Home Malware Programs Ransomware VuLiCaPs Ransomware

VuLiCaPs Ransomware

Posted: September 16, 2020

The VuLiCaPs Ransomware is a file-locking Trojan from the Xorist Ransomware family, whose name refers to the encryption method it uses for blocking files. Appropriately-secure backups will nullify most issues from infections, such as losing access to one's digital media. Compatible anti-malware services for Windows environments also will identify and remove the VuLiCaPs Ransomware in nearly all cases.

A Poisoned Dose of TEA (or XOR) for All Your Files

The Xorist Ransomware is not nearly as visibly expansionist as most Trojans families that share its motives and methods but is no less threatening for its lower profile. As new versions like the VuLiCaPs Ransomware join their long-grown relatives like the GlUTe Ransomware, the Repair_data@cryptmail.com Ransomware, the YaKo Ransomware, and the ZaCaPa Ransomware, their campaigns reaffirm the need for backups as anti-ransoming measures continually. Fortunately, according to conclusions that malware experts draw from its cryptocurrency transactions, the VuLiCaPs Ransomware has yet to make any money from its attacks.

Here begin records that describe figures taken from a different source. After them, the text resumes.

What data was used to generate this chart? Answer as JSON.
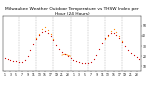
{
  "title": "Milwaukee Weather Outdoor Temperature vs THSW Index per Hour (24 Hours)",
  "title_fontsize": 3.2,
  "background_color": "#ffffff",
  "grid_color": "#888888",
  "figsize": [
    1.6,
    0.87
  ],
  "dpi": 100,
  "temp_color": "#cc0000",
  "thsw_color": "#ff8800",
  "black_color": "#000000",
  "marker_size": 0.8,
  "ylim": [
    5,
    60
  ],
  "xlim": [
    0.5,
    48.5
  ],
  "xlabel_fontsize": 2.2,
  "ylabel_fontsize": 2.2,
  "hours": [
    1,
    2,
    3,
    4,
    5,
    6,
    7,
    8,
    9,
    10,
    11,
    12,
    13,
    14,
    15,
    16,
    17,
    18,
    19,
    20,
    21,
    22,
    23,
    24,
    25,
    26,
    27,
    28,
    29,
    30,
    31,
    32,
    33,
    34,
    35,
    36,
    37,
    38,
    39,
    40,
    41,
    42,
    43,
    44,
    45,
    46,
    47,
    48
  ],
  "temp_values": [
    18,
    17,
    16,
    15,
    15,
    14,
    14,
    16,
    20,
    26,
    32,
    37,
    41,
    44,
    45,
    43,
    40,
    36,
    31,
    27,
    24,
    22,
    20,
    18,
    16,
    15,
    14,
    13,
    13,
    13,
    14,
    17,
    21,
    27,
    33,
    38,
    41,
    43,
    43,
    41,
    38,
    34,
    30,
    26,
    23,
    21,
    19,
    17
  ],
  "thsw_values": [
    null,
    null,
    null,
    null,
    null,
    null,
    null,
    null,
    null,
    null,
    null,
    38,
    42,
    47,
    49,
    46,
    42,
    37,
    null,
    null,
    null,
    null,
    null,
    null,
    null,
    null,
    null,
    null,
    null,
    null,
    null,
    null,
    null,
    null,
    null,
    37,
    40,
    45,
    47,
    44,
    40,
    35,
    null,
    null,
    null,
    null,
    null,
    null
  ],
  "orange_line": [
    null,
    null,
    null,
    null,
    null,
    null,
    null,
    null,
    null,
    null,
    null,
    null,
    null,
    null,
    null,
    null,
    null,
    null,
    null,
    null,
    21,
    22,
    21,
    20,
    null,
    null,
    null,
    null,
    null,
    null,
    null,
    null,
    null,
    null,
    null,
    null,
    null,
    null,
    null,
    null,
    null,
    null,
    null,
    null,
    null,
    null,
    null,
    null
  ],
  "vline_positions": [
    6,
    12,
    18,
    24,
    30,
    36,
    42
  ],
  "xtick_positions": [
    1,
    3,
    5,
    7,
    9,
    11,
    13,
    15,
    17,
    19,
    21,
    23,
    25,
    27,
    29,
    31,
    33,
    35,
    37,
    39,
    41,
    43,
    45,
    47
  ],
  "xtick_labels": [
    "1",
    "3",
    "5",
    "7",
    "9",
    "11",
    "13",
    "15",
    "17",
    "19",
    "21",
    "23",
    "1",
    "3",
    "5",
    "7",
    "9",
    "11",
    "13",
    "15",
    "17",
    "19",
    "21",
    "23"
  ],
  "ytick_positions": [
    10,
    20,
    30,
    40,
    50
  ],
  "ytick_labels": [
    "10",
    "20",
    "30",
    "40",
    "50"
  ]
}
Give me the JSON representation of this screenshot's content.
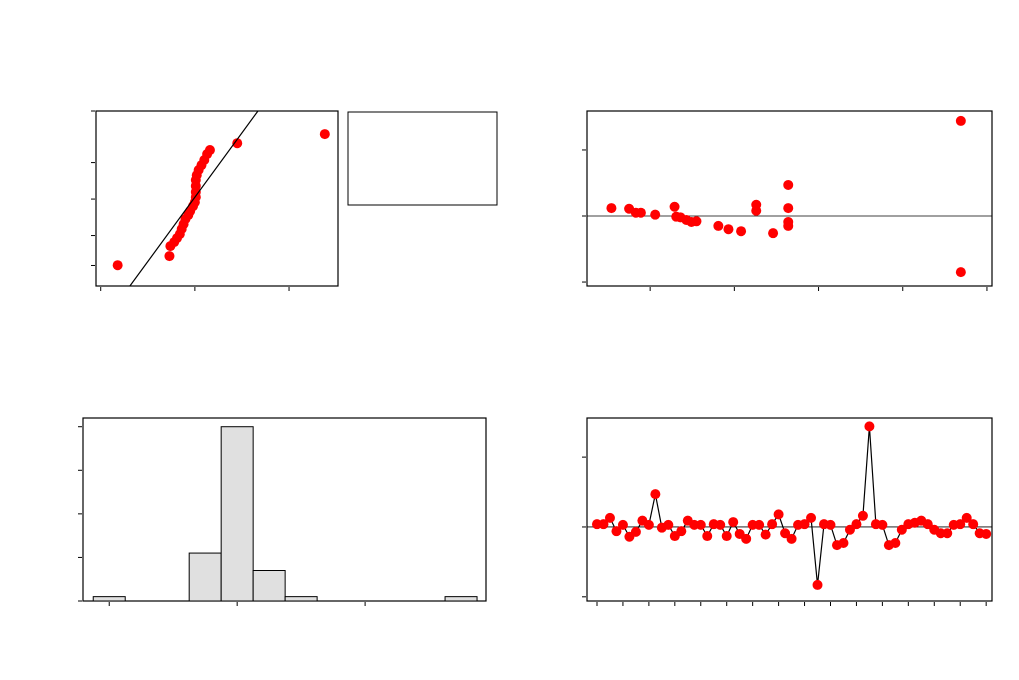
{
  "chart_data": [
    {
      "type": "scatter",
      "series": [
        {
          "color": "#ff0000",
          "mode": "markers",
          "x": [
            -0.82,
            -0.27,
            -0.26,
            -0.22,
            -0.19,
            -0.16,
            -0.14,
            -0.12,
            -0.1,
            -0.07,
            -0.05,
            -0.02,
            0,
            0.01,
            0.01,
            0.01,
            0.01,
            0.02,
            0.04,
            0.07,
            0.1,
            0.13,
            0.16,
            0.45,
            1.38
          ],
          "values": [
            -2.32,
            -2.0,
            -1.65,
            -1.51,
            -1.37,
            -1.23,
            -1.05,
            -0.88,
            -0.7,
            -0.56,
            -0.42,
            -0.25,
            -0.11,
            0.07,
            0.25,
            0.46,
            0.67,
            0.84,
            1.02,
            1.19,
            1.37,
            1.58,
            1.72,
            1.96,
            2.28
          ]
        },
        {
          "color": "#000000",
          "mode": "lines",
          "x": [
            -0.69,
            0.67
          ],
          "values": [
            -3.05,
            3.09
          ]
        }
      ],
      "xlim": [
        -1.05,
        1.52
      ],
      "xticks": [
        -1,
        0,
        1
      ],
      "ylim": [
        -3.05,
        3.09
      ],
      "yticks": [
        -2.33,
        -1.28,
        0,
        1.28,
        3.09
      ]
    },
    {
      "type": "scatter",
      "zero_line": true,
      "series": [
        {
          "color": "#ff0000",
          "mode": "markers",
          "x": [
            0.54,
            0.75,
            0.83,
            0.89,
            1.06,
            1.29,
            1.31,
            1.36,
            1.43,
            1.49,
            1.55,
            1.81,
            1.93,
            2.08,
            2.26,
            2.26,
            2.46,
            2.64,
            2.64,
            2.64,
            2.64,
            4.69,
            4.69
          ],
          "values": [
            0.12,
            0.11,
            0.05,
            0.05,
            0.02,
            0.14,
            -0.01,
            -0.02,
            -0.06,
            -0.09,
            -0.08,
            -0.15,
            -0.2,
            -0.23,
            0.17,
            0.08,
            -0.26,
            0.47,
            0.12,
            -0.09,
            -0.15,
            1.44,
            -0.85
          ]
        }
      ],
      "xlim": [
        0.25,
        5.06
      ],
      "xticks": [
        1,
        2,
        3,
        4,
        5
      ],
      "ylim": [
        -1.06,
        1.59
      ],
      "yticks": [
        -1,
        0,
        1
      ]
    },
    {
      "type": "histogram",
      "color": "#e0e0e0",
      "bins": [
        -2.25,
        -1.75,
        -1.25,
        -0.75,
        -0.25,
        0.25,
        0.75,
        1.25,
        1.75,
        2.25,
        2.75,
        3.25,
        3.75
      ],
      "values": [
        1,
        0,
        0,
        11,
        40,
        7,
        1,
        0,
        0,
        0,
        0,
        1
      ],
      "xlim": [
        -2.41,
        3.89
      ],
      "xticks": [
        -2,
        0,
        2
      ],
      "ylim": [
        0,
        42
      ],
      "yticks": [
        0,
        10,
        20,
        30,
        40
      ]
    },
    {
      "type": "line",
      "zero_line": true,
      "series": [
        {
          "color": "#ff0000",
          "line_color": "#000000",
          "mode": "lines+markers",
          "x": [
            1,
            2,
            3,
            4,
            5,
            6,
            7,
            8,
            9,
            10,
            11,
            12,
            13,
            14,
            15,
            16,
            17,
            18,
            19,
            20,
            21,
            22,
            23,
            24,
            25,
            26,
            27,
            28,
            29,
            30,
            31,
            32,
            33,
            34,
            35,
            36,
            37,
            38,
            39,
            40,
            41,
            42,
            43,
            44,
            45,
            46,
            47,
            48,
            49,
            50,
            51,
            52,
            53,
            54,
            55,
            56,
            57,
            58,
            59,
            60,
            61
          ],
          "values": [
            0.04,
            0.04,
            0.13,
            -0.06,
            0.03,
            -0.14,
            -0.07,
            0.09,
            0.03,
            0.47,
            -0.01,
            0.03,
            -0.13,
            -0.06,
            0.09,
            0.03,
            0.03,
            -0.13,
            0.04,
            0.03,
            -0.13,
            0.07,
            -0.1,
            -0.17,
            0.03,
            0.03,
            -0.11,
            0.04,
            0.18,
            -0.09,
            -0.17,
            0.03,
            0.04,
            0.13,
            -0.83,
            0.04,
            0.03,
            -0.26,
            -0.23,
            -0.04,
            0.04,
            0.16,
            1.44,
            0.04,
            0.03,
            -0.26,
            -0.23,
            -0.04,
            0.04,
            0.06,
            0.09,
            0.04,
            -0.04,
            -0.09,
            -0.09,
            0.03,
            0.04,
            0.13,
            0.04,
            -0.09,
            -0.1
          ]
        }
      ],
      "xlim": [
        -0.54,
        61.9
      ],
      "xticks": [
        1,
        5,
        9,
        13,
        17,
        21,
        25,
        29,
        33,
        37,
        41,
        45,
        49,
        53,
        57,
        61
      ],
      "ylim": [
        -1.06,
        1.56
      ],
      "yticks": [
        -1,
        0,
        1
      ]
    }
  ]
}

The VuLiCaPs Ransomware origin from a free Trojan-building utility makes its threat actor's identity a highly speculative subject. Malware experts can't confirm attacks focusing on any particular region or demographic. The Windows Trojan can block most files on the user's PC (excepting, as always, OS-critical ones) with either TEA or XOR encryption, at the attacker's choice. The added 'VuLiCaPs' extension, specific to this campaign, offers victims a way of identifying the hostage media without failing to open each file in turn.

The Trojan uses an English-language text note for its ransom demands, which aren't inconsiderable. A conversion from Bitcoin prices the threat actor's unlocking help at just over one thousand USD. The Trojan's wallet, while not unused, has no transactions matching such payment strictly, for now. Malware experts highly recommend keeping the Trojan's campaign unprofitable, limiting the chances of the Trojan's future distribution to more victims.

Removing the Bite of Ransoms from a Taste of Trojans

Users can consider copying any encrypted files and testing these duplicates with freeware decryptors, such as the tool available through Kaspersky. Still, malware experts recommend against presuming that decryption is possible since this assumption risks one's files and data against an attack that even modest programming skills can secure inherently. Windows users should take care of backing their work up to other devices, when possible, such as Web-based cloud storage or removable USBs, DVDs, etc.

Current analyses of the VuLiCaPs Ransomware suggest that it uses some UPX packing for hiding itself but that this alone is ineffectual. Users can further harden their defenses against threats by rejecting illicit download resources, deactivating threatening features like Word macros or browser JavaScript, and scanning new files for threats. Password safety also is vital for businesses whose servers might contain ransom-appropriate data, and well-chosen login credentials will block nearly all dictionary-style hacks.

Since the deflection around its identity is minimal, many anti-malware programs will flag this threat and delete the VuLiCaPs Ransomware without problems automatically. Blocking an infection this way is the best chance of preventing any encryption, which isn't reversible by any traditional cyber-security products directly.

The give-and-pull between 'free' Trojans like VuLiCaPs Ransomware's Xorist Ransomware and Ransomware-as-a-Services continues. What's not in doubt is that both threats rely on victims paying, and alternatives to ransoms, like backups, will never relinquish their importance.